Identidade racial branca e eleições: reflexões sobre privilégios

Mari Cristina de Freitas Fagundes

 As discussões sobre representatividade nos pleitos eleitorais enfocando o marcador raça são recorrentes atualmente, tendo em vista a baixa representatividade de negros e negras nas cadeiras legislativas. Esse debate joga luz sobre o racismo que estrutura a sociedade brasileira e, consequentemente, sobre os privilégios brancos daí resultantes.
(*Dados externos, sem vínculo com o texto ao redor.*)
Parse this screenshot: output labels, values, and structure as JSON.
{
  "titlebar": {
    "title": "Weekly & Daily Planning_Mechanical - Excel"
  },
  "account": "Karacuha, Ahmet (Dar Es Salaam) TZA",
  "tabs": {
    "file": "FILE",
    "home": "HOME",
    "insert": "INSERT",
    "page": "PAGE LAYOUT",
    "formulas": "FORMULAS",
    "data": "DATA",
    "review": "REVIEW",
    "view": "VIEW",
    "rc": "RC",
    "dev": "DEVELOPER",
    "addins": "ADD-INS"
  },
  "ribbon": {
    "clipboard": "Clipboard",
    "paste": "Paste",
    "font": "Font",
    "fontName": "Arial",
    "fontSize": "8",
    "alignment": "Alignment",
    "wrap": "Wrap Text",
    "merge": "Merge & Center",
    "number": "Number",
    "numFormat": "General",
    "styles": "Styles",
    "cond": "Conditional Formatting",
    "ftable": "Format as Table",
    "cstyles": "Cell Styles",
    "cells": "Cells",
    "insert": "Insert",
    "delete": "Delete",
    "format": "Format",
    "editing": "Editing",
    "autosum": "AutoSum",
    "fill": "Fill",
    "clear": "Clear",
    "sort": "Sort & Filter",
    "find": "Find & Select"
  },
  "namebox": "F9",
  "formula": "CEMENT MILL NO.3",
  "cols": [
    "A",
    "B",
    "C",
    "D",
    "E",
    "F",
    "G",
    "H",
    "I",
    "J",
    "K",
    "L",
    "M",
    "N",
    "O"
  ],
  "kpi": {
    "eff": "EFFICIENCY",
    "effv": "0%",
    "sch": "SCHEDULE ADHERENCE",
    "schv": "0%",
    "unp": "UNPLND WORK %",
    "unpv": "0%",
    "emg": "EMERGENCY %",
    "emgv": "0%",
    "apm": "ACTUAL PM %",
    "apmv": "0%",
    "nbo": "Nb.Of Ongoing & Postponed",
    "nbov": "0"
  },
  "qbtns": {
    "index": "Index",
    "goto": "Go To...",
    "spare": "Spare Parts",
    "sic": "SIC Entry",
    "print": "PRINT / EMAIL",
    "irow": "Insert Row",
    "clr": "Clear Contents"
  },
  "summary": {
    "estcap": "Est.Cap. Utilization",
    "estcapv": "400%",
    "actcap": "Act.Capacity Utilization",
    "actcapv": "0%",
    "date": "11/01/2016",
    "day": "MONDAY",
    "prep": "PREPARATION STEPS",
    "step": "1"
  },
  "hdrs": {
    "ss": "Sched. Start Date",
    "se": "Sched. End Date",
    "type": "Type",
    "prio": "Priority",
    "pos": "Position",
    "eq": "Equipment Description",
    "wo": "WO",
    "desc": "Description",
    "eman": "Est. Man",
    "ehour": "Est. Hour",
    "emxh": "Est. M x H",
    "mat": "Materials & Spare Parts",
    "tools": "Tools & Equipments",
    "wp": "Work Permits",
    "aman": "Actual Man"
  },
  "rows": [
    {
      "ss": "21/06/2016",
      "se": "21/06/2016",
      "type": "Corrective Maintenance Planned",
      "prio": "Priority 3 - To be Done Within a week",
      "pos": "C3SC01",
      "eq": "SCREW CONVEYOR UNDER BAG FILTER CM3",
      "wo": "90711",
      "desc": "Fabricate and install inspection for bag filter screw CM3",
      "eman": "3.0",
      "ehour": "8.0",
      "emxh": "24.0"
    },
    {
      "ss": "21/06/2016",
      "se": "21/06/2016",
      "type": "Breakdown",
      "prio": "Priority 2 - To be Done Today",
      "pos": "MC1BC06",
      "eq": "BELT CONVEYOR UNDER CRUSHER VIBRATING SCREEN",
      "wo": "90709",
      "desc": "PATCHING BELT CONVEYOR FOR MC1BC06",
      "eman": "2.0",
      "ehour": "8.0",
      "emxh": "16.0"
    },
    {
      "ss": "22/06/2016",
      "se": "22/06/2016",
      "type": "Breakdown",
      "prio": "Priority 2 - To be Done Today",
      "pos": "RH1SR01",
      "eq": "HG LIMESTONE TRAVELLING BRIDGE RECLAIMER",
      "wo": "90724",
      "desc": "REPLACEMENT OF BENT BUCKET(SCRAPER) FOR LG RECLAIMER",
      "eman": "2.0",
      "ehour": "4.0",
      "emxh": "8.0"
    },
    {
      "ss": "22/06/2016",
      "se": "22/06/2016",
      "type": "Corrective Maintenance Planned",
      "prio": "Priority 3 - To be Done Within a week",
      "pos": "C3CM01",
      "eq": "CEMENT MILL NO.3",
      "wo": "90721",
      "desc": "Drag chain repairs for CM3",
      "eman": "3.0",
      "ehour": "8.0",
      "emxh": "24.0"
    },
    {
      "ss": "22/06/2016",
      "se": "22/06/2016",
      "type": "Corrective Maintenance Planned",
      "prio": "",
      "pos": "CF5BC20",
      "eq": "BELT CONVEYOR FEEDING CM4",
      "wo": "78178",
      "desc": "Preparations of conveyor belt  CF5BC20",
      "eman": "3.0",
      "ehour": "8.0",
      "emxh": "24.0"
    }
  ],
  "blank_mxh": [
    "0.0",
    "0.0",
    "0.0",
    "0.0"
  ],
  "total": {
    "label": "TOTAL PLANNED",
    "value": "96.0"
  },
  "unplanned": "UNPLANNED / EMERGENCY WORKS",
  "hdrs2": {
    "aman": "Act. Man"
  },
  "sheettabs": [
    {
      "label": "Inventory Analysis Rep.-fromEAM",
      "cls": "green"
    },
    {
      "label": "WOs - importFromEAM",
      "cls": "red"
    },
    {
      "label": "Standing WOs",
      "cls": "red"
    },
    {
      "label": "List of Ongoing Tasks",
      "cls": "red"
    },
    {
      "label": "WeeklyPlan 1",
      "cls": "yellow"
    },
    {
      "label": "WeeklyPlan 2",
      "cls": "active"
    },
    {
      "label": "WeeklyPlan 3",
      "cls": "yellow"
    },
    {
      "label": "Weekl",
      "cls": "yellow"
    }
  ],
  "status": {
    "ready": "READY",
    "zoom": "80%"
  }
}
Desse modo, o propósito do ensaio é discutir a branquitude e seus privilégios no âmbito eleitoral, tendo como questão disparadora a seguinte pergunta: como o privilégio branco é ilustrado nas campanhas eleitorais?

Para o desenvolvimento do trabalho nos pautamos na revisão bibliográfica, mobilizando os autores e autoras do campo das relações raciais, assim como a publicação realizada pelo Observatório da Branquitude, “As chances de ser eleito: branquitude e representação política” (2024), que além de nos mostrar os dados recentes sobre as disparidades entre não brancos e brancos no Congresso Nacional, demonstra que as chances de ser contemplado com os fundos partidários são mais altas para pessoas brancas.
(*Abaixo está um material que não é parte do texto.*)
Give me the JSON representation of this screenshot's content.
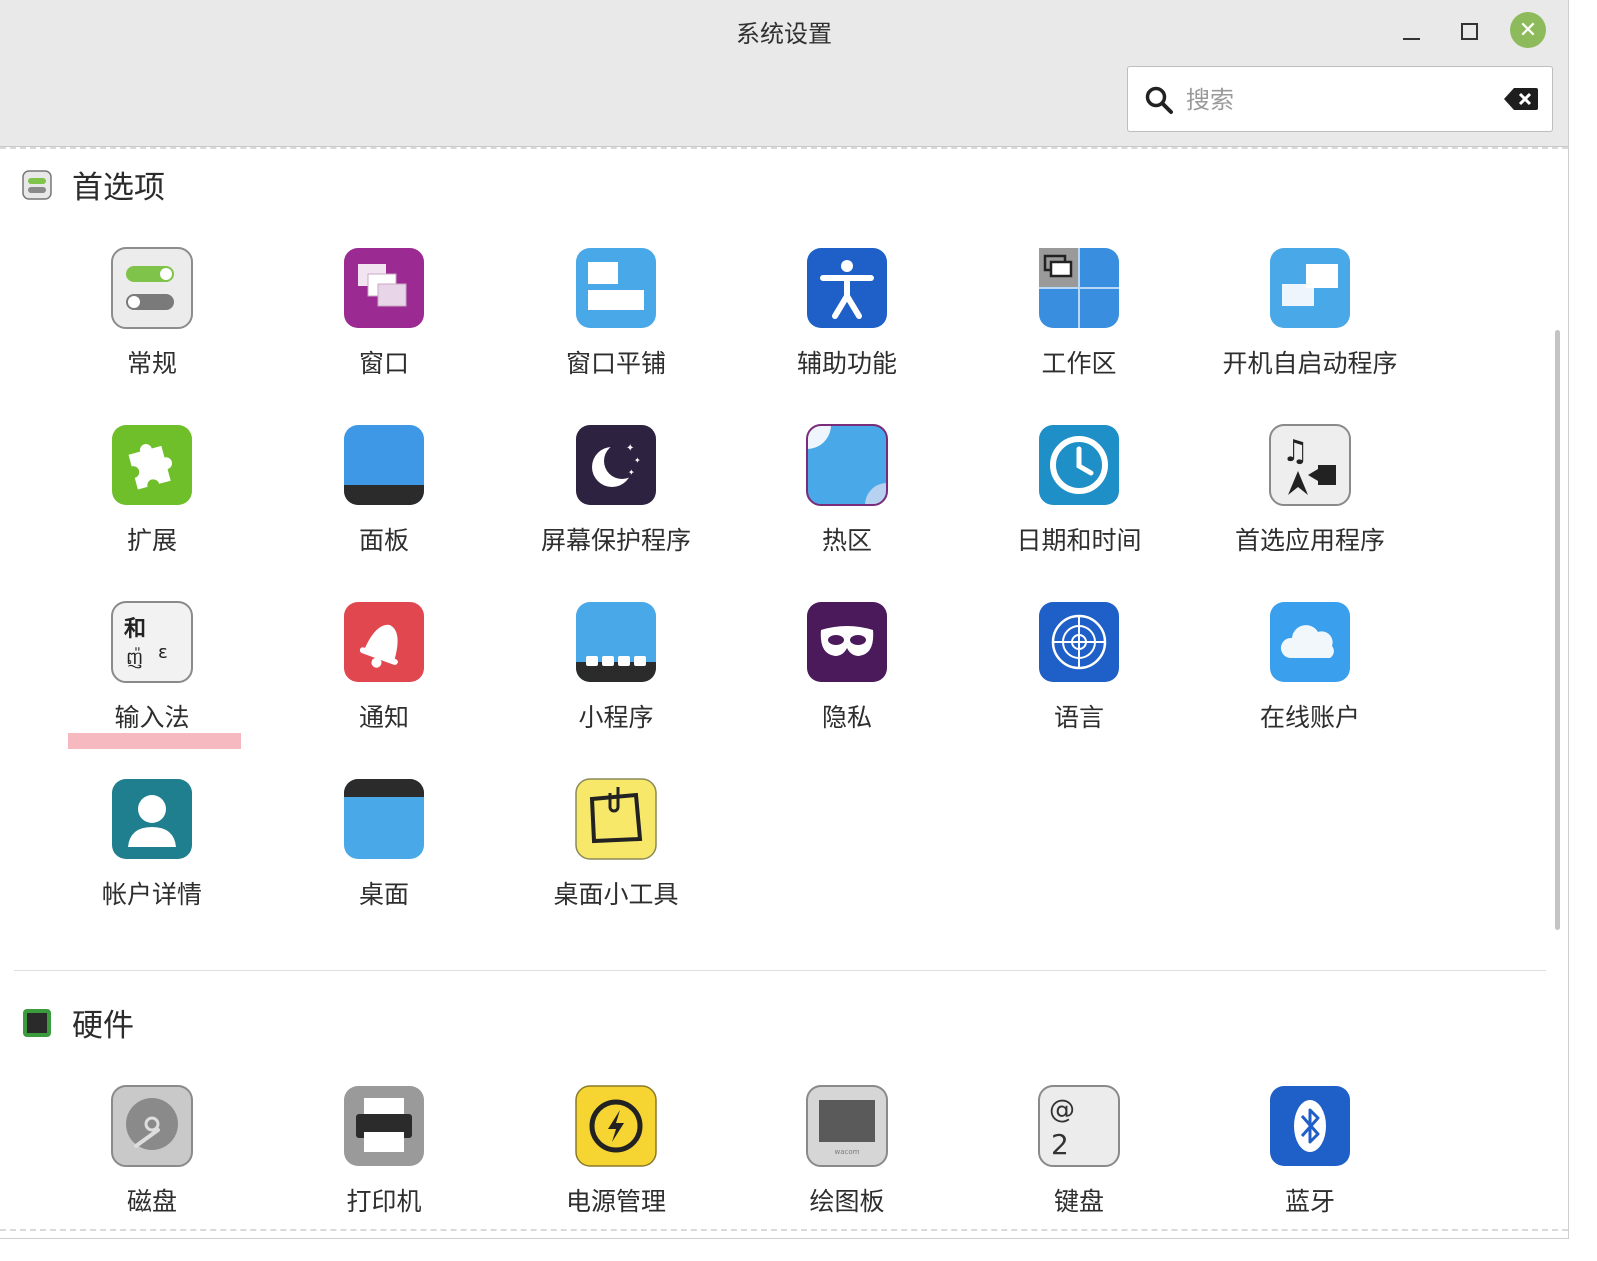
{
  "window": {
    "title": "系统设置"
  },
  "search": {
    "placeholder": "搜索",
    "value": ""
  },
  "sections": {
    "preferences": {
      "title": "首选项",
      "items": [
        "常规",
        "窗口",
        "窗口平铺",
        "辅助功能",
        "工作区",
        "开机自启动程序",
        "扩展",
        "面板",
        "屏幕保护程序",
        "热区",
        "日期和时间",
        "首选应用程序",
        "输入法",
        "通知",
        "小程序",
        "隐私",
        "语言",
        "在线账户",
        "帐户详情",
        "桌面",
        "桌面小工具"
      ]
    },
    "hardware": {
      "title": "硬件",
      "items": [
        "磁盘",
        "打印机",
        "电源管理",
        "绘图板",
        "键盘",
        "蓝牙"
      ]
    }
  },
  "input_method_icon_text": {
    "top": "和",
    "bottom_left": "ញ៉",
    "bottom_right": "ε"
  },
  "keyboard_icon_text": {
    "top": "@",
    "bottom": "2"
  },
  "tablet_brand": "wacom",
  "colors": {
    "close_button": "#8dbb5b",
    "highlight": "#f7b9c0",
    "accent_blue": "#2f8be0"
  }
}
Cabe destacar que a discussão sobre privilégio branco nas eleições voltou à cena política após a aprovação da Proposta de Emenda a Constituição 9/2023, conhecida como “PEC da Anistia”, a qual tem como objetivo isentar os partidos políticos que não cumpriram as cotas eleitorais para mulheres e negros nas eleições passadas (Agência da Câmara, online). Cabe destacar que a votação foi colocada às pressas em pauta por uma comissão especial, mas não chegou a ser votada, uma vez que a oposição barrou a discussão, justamente pela proximidade das eleições municipais de 2024.
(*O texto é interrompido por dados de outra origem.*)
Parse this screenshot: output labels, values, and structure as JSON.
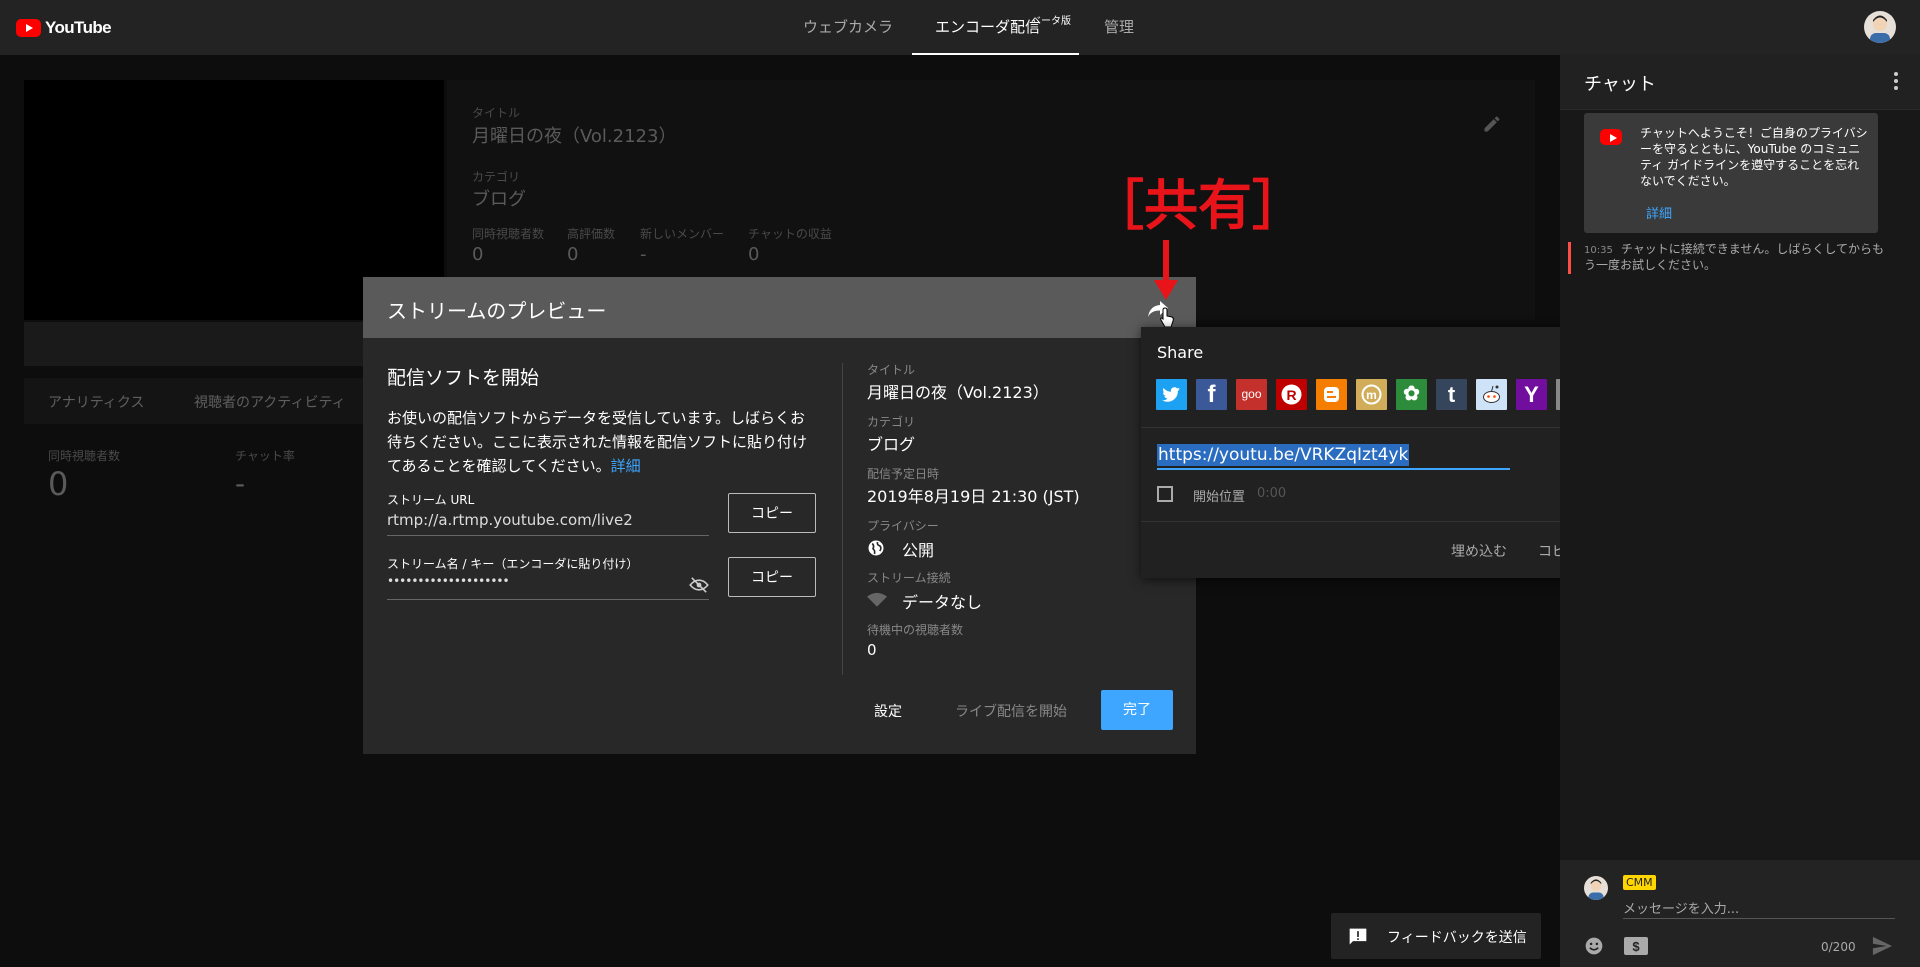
{
  "header": {
    "logo_text": "YouTube",
    "tabs": [
      {
        "label": "ウェブカメラ"
      },
      {
        "label": "エンコーダ配信"
      },
      {
        "label": "管理"
      }
    ],
    "beta_badge": "ベータ版"
  },
  "background": {
    "title_label": "タイトル",
    "title_value": "月曜日の夜（Vol.2123）",
    "category_label": "カテゴリ",
    "category_value": "ブログ",
    "stats": [
      {
        "label": "同時視聴者数",
        "value": "0"
      },
      {
        "label": "高評価数",
        "value": "0"
      },
      {
        "label": "新しいメンバー",
        "value": "-"
      },
      {
        "label": "チャットの収益",
        "value": "0"
      }
    ],
    "tabs": [
      {
        "label": "アナリティクス"
      },
      {
        "label": "視聴者のアクティビティ"
      }
    ],
    "analytics": [
      {
        "label": "同時視聴者数",
        "value": "0"
      },
      {
        "label": "チャット率",
        "value": "-"
      }
    ]
  },
  "modal": {
    "title": "ストリームのプレビュー",
    "section_title": "配信ソフトを開始",
    "description": "お使いの配信ソフトからデータを受信しています。しばらくお待ちください。ここに表示された情報を配信ソフトに貼り付けてあることを確認してください。",
    "details_link": "詳細",
    "stream_url_label": "ストリーム URL",
    "stream_url_value": "rtmp://a.rtmp.youtube.com/live2",
    "stream_key_label": "ストリーム名 / キー（エンコーダに貼り付け）",
    "stream_key_value": "••••••••••••••••••••",
    "copy_label": "コピー",
    "info": {
      "title_label": "タイトル",
      "title_value": "月曜日の夜（Vol.2123）",
      "category_label": "カテゴリ",
      "category_value": "ブログ",
      "schedule_label": "配信予定日時",
      "schedule_value": "2019年8月19日 21:30 (JST)",
      "privacy_label": "プライバシー",
      "privacy_value": "公開",
      "connection_label": "ストリーム接続",
      "connection_value": "データなし",
      "waiting_label": "待機中の視聴者数",
      "waiting_value": "0"
    },
    "buttons": {
      "settings": "設定",
      "go_live": "ライブ配信を開始",
      "done": "完了"
    }
  },
  "share": {
    "title": "Share",
    "services": [
      {
        "name": "twitter",
        "glyph": "",
        "color": "#1da1f2"
      },
      {
        "name": "facebook",
        "glyph": "f",
        "color": "#3b5998"
      },
      {
        "name": "goo",
        "glyph": "goo",
        "color": "#c4302b"
      },
      {
        "name": "rakuten",
        "glyph": "R",
        "color": "#bf0000"
      },
      {
        "name": "blogger",
        "glyph": "B",
        "color": "#f57d00"
      },
      {
        "name": "mixi",
        "glyph": "m",
        "color": "#d1ad59"
      },
      {
        "name": "ameba",
        "glyph": "✿",
        "color": "#2d8c3c"
      },
      {
        "name": "tumblr",
        "glyph": "t",
        "color": "#35465c"
      },
      {
        "name": "reddit",
        "glyph": "",
        "color": "#cee3f8"
      },
      {
        "name": "yahoo",
        "glyph": "Y",
        "color": "#720e9e"
      },
      {
        "name": "email",
        "glyph": "✉",
        "color": "#888888"
      }
    ],
    "url": "https://youtu.be/VRKZqIzt4yk",
    "start_label": "開始位置",
    "start_value": "0:00",
    "embed": "埋め込む",
    "copy": "コピー"
  },
  "chat": {
    "title": "チャット",
    "welcome": "チャットへようこそ！ご自身のプライバシーを守るとともに、YouTube のコミュニティ ガイドラインを遵守することを忘れないでください。",
    "welcome_link": "詳細",
    "error_time": "10:35",
    "error_text": "チャットに接続できません。しばらくしてからもう一度お試しください。",
    "user_badge": "CMM",
    "input_placeholder": "メッセージを入力...",
    "counter": "0/200"
  },
  "feedback": "フィードバックを送信",
  "annotation": "［共有］"
}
Importante sinalizar que existem formas de financiamento eleitoral para todas as campanhas e é justamente nesse cenário que as desigualdades raciais e de gênero se aprofundam no contexto brasileiro. Tais financiamentos podem ser gerados a partir de investimentos públicos e privados. No que se refere ao financiamento público, dois são os principais:  Fundo Especial de Financiamento de Campanhas (FEFC) e Fundo Partidário (FP) (ODB, 2024). Segundo os dados do Observatório, recentemente, três mudanças significativas ocorreram no cenário brasileiro, fazendo com que os partidos políticos olhassem para raça e gênero de maneira diferenciada. Foram elas:

1º) A Emenda Constitucional 111 de 2021: essa emenda prevê a que a contagem de votos para mulheres e negros seja feita em dobro para o recebimento tanto do FEFC quanto do FP; 2º) a Emenda Constitucional 117 de 2022, a qual fixa a reserva mínima de 30% do FEFC e da parcela do FP para candidaturas femininas; 3ª) a decisão do Tribunal Superior Eleitoral (TSE), que determinou a distribuição dos dois fundos, assim como o tempo de propaganda eleitoral de forma proporcional para candidatos negros a partir das eleições de 2022 (ODB, 2024).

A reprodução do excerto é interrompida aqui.